Sorting Algorithms in DBMS

Sorting in Database Management Systems

Introduction

Sorting is a fundamental operation in database management systems (DBMS) that is used in various scenarios, including:

ORDER BY clause in SQL queries: Sorting data to present it in a specific order.
Grouping operations: Arranging data for aggregate functions.
Sort-merge join algorithm: Combining data from multiple tables.
Duplicate removal: Identifying and eliminating redundant records.
Bulk loading of B+ tree indexes: Creating indexes for efficient data retrieval.

When data exceeds available main memory, external sorting algorithms are employed.

DBMS Interaction with the Operating System

The DBMS requests data from the OS in terms of pages.
Page size is a configurable parameter, typically 4KB or 8KB.
The number of pages that can be buffered in memory is another DBMS parameter.
An SQL query is translated into a sequence of page requests by the DBMS.
Each record has a record ID (rid) that identifies its page (disk address).
Page I/O operations are the most significant cost factor.

Importance of Indexing

Indexing is crucial for query performance.
Indexing structures must adapt to file changes, especially growth.

2-Way Merge Sort

A basic external sorting algorithm using 3 buffer pages.

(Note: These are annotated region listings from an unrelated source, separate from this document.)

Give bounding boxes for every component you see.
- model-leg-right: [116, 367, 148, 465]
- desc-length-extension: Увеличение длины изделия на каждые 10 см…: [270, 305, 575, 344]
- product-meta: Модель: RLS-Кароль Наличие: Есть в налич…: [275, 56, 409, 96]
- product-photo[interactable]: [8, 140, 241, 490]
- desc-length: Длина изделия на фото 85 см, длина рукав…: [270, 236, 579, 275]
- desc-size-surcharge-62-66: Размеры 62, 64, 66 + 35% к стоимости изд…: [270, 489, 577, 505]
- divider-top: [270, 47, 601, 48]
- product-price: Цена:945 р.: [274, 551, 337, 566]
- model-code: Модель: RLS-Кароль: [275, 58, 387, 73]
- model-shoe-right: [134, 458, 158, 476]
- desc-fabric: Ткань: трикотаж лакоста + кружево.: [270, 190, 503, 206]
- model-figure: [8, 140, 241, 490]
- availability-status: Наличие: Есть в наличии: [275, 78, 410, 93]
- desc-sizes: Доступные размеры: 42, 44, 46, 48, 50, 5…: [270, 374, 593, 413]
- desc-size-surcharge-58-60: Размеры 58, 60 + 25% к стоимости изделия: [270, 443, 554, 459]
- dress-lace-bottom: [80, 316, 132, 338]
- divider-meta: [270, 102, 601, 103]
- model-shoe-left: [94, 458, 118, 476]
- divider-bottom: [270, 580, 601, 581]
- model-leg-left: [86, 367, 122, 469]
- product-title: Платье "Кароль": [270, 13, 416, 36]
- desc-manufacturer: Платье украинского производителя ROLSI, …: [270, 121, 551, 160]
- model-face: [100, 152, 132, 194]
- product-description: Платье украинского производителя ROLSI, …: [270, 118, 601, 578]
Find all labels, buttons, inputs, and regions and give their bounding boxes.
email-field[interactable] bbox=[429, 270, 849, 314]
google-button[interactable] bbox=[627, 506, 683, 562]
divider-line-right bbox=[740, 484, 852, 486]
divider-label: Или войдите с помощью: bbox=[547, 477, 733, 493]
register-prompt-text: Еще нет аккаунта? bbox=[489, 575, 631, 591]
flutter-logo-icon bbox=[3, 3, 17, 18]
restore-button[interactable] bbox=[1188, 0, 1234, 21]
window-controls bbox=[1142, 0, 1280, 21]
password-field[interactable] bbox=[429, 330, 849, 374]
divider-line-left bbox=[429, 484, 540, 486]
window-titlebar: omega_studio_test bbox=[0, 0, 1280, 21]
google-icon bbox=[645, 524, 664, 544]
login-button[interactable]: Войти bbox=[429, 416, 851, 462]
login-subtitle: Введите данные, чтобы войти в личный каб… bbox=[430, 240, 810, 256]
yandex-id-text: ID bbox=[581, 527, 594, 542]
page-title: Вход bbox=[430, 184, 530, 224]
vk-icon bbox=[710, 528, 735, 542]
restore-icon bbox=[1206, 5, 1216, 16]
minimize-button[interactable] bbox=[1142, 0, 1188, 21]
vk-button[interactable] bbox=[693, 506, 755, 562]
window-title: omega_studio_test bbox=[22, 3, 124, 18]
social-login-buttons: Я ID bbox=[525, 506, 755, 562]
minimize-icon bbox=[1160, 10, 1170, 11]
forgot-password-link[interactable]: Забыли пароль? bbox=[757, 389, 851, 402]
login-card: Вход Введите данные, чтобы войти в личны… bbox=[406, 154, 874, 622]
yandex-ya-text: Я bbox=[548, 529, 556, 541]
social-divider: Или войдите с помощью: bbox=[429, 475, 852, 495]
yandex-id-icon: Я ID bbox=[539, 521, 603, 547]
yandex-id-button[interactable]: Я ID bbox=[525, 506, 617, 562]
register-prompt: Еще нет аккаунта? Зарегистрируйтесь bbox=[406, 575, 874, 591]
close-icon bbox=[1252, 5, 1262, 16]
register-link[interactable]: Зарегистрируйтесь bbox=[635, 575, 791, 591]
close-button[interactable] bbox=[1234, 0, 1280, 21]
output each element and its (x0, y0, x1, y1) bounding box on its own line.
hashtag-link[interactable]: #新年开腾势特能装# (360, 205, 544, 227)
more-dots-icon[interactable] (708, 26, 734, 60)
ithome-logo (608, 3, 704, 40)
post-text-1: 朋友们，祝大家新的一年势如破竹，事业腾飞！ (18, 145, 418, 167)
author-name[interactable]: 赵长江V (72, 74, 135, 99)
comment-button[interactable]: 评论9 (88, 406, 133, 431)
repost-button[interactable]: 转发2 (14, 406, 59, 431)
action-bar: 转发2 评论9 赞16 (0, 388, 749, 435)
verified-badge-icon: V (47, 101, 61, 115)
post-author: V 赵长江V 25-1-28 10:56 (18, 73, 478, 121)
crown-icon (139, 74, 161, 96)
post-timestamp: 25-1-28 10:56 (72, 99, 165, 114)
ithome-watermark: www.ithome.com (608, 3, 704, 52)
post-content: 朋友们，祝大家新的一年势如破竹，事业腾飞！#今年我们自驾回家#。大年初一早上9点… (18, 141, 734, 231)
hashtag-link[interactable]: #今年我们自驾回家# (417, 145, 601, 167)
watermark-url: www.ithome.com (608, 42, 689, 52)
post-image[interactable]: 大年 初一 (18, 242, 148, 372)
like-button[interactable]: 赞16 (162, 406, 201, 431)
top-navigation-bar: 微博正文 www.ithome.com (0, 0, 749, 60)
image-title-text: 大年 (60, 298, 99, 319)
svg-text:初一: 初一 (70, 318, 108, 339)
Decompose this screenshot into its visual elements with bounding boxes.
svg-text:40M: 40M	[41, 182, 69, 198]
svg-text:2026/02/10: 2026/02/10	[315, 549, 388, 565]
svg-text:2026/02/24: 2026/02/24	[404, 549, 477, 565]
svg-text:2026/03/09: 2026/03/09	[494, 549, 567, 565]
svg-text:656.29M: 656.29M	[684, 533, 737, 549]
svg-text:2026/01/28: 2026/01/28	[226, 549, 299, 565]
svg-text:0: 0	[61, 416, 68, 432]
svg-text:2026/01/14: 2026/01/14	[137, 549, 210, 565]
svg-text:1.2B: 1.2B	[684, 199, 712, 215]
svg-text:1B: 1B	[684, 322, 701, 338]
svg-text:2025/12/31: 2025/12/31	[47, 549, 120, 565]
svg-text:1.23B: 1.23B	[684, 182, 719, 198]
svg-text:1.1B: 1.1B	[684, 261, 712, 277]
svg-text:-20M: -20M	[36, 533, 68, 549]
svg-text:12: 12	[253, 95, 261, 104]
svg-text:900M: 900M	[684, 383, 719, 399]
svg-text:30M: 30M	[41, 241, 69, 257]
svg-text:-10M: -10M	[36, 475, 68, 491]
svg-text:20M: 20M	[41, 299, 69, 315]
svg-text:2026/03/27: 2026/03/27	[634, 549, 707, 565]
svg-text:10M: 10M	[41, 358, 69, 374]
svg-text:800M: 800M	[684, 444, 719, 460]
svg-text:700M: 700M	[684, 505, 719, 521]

Pass 1: Read a page, sort it, and write it back to disk. Only one buffer page is used.
Pass 2, 3, …: Merge sorted pages using three buffer pages (two for input, one for output).

Cost Analysis

Each pass involves reading and writing each page in the file, resulting in a cost of $2N$ where $N$ is the number of pages.
The number of passes is log_2 N + 1.
Total cost: 2N (log_2 N + 1).

General External Merge Sort

An optimized external sorting algorithm that utilizes available buffer pages more efficiently.

Phase 1: Prepare

Use $B$ buffer pages to construct starter lists (sorted runs) as large as possible.
This reduces the number of passes needed.

Phase 2: Merge

Merge as many sorted sublists as possible into one long sorted list.
Keep 1 buffer page for output.
Use $B-1$ buffers to read from $B-1$ lists.

Algorithm Details

To sort a file with $N$ pages using $B$ buffer pages:

Pass 0: Use $B$ buffer pages to produce sorted runs of $B$ pages each. The number of runs is N / B.
Passes 1, 2, …: Merge $B-1$ runs in each pass.

Cost Calculation

Number of passes: 1 + log_{B-1} (N / B)
Total cost: 2N * (# \text{ of passes})

Example

Sorting a file with 108 pages using 5 buffer pages:

Pass 0: 108 / 5 = 22 sorted runs of 5 pages each (the last run has only 3 pages).
Pass 1: 22 / 4 = 6 sorted runs of 20 pages each (the last run has only 8 pages).
Pass 2: 2 sorted runs: one of 80 pages, one of 28 pages.
Pass 3: Sorted file of 108 pages.
Total I/O costs: $2 * 108 * 4 = 864$

Number of Passes based on buffer size

| #Pages in File | B=3 | B=5 | B=9 | B=17 | B=129 | B=257 |
| :-------------- | :-: | :-: | :-: | :-: | :---: | :---: |
| 100 | 7 | 4 | 3 | 2 | 1 | 1 |
| 1,000 | 10 | 5 | 4 | 3 | 2 | 2 |
| 10,000 | 13 | 7 | 5 | 4 | 2 | 2 |
| 100,000 | 17 | 9 | 6 | 5 | 3 | 3 |
| 1,000,000 | 20 | 10 | 7 | 5 | 3 | 3 |
| 10,000,000 | 23 | 12 | 8 | 6 | 4 | 3 |
| 100,000,000 | 26 | 14 | 9 | 7 | 4 | 4 |
| 1,000,000,000 | 30 | 15 | 10 | 8 | 5 | 4 |

Utilizing available buffers significantly reduces the number of passes.
High fan-in during merging is important.

Summary

B+ trees are widely used to speed up equality and range queries.
For using alternative 1, the file must be sorted on the search key, which can be done on the fly.
Sorting can be done quickly if the database has adequate buffer space.